With its sense of the modern city as a bleak totality dedicated to the erasure of the past, The Decalogue powerfully evokes the last, dispirited days of Polish communism. Populated by a gallery of unfaithful spouses and unhappy children, the movie is programmatically apolitical. Still, there's an egalitarian aspect to the various characters—cabbies, doctors, clerks, professors—all living in the same drab apartment complex. (We might call it a common condition.) Typically, Kieslowski (1941-96) maintained that he deliberately chose Warsaw's "most beautiful housing estate" as his location, adding, "You can imagine what the others are like."

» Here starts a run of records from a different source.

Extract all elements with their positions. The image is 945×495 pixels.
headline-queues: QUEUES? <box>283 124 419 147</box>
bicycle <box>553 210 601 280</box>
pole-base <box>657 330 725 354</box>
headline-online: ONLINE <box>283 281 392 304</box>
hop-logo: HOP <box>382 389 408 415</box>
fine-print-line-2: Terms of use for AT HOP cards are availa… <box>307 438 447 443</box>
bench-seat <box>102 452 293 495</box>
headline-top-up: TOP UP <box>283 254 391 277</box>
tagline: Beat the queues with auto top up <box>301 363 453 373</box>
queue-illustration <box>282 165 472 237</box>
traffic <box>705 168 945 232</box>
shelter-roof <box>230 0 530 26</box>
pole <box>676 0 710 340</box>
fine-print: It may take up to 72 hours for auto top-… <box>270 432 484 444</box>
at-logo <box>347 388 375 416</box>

Though it runs 10 hours in length (which the Varsity is programming in two-episode packages), The Decalogue is an intimate work—characterized by relatively few establishing shots and an abundance of close-ups. The superb cast, which constitutes a virtual who's-who of Polish movie acting, is primed to dramatize psychological anguish. (The quintessential mood piece is Part III's Christmas Eve bummer illustrating the commandment to honor the Sabbath.) Although Part I is a cruel gloss on the story of Abraham and Isaac, Kieslowski's spirituality seems one without God. Rather than grace, the mundane world is charged with mysterious coincidences, miraculous recoveries, free-floating identities, and terrible passions. The two central stories—dealing respectively with murder (Part V) and adultery (Part VI)—were also released as stand-alone features (A Short Film About Killing and A Short Film About Love), and together they represent the apex of Kieslowski's filmmaking.
As the episodes echo one another in unexpected ways, each provides a complex ethical conundrum. (The most extreme balances a horrendous, senseless killing with an excruciating, planned execution.) Given the overall emphasis on role-reversal and paradox, it makes sense that Kieslowski's closing episode—a dark comedy in which two brothers attempt to cope with the legacy that is their late father's stamp collection—would mock the vanity of a life project as well as the very idea of completing a series.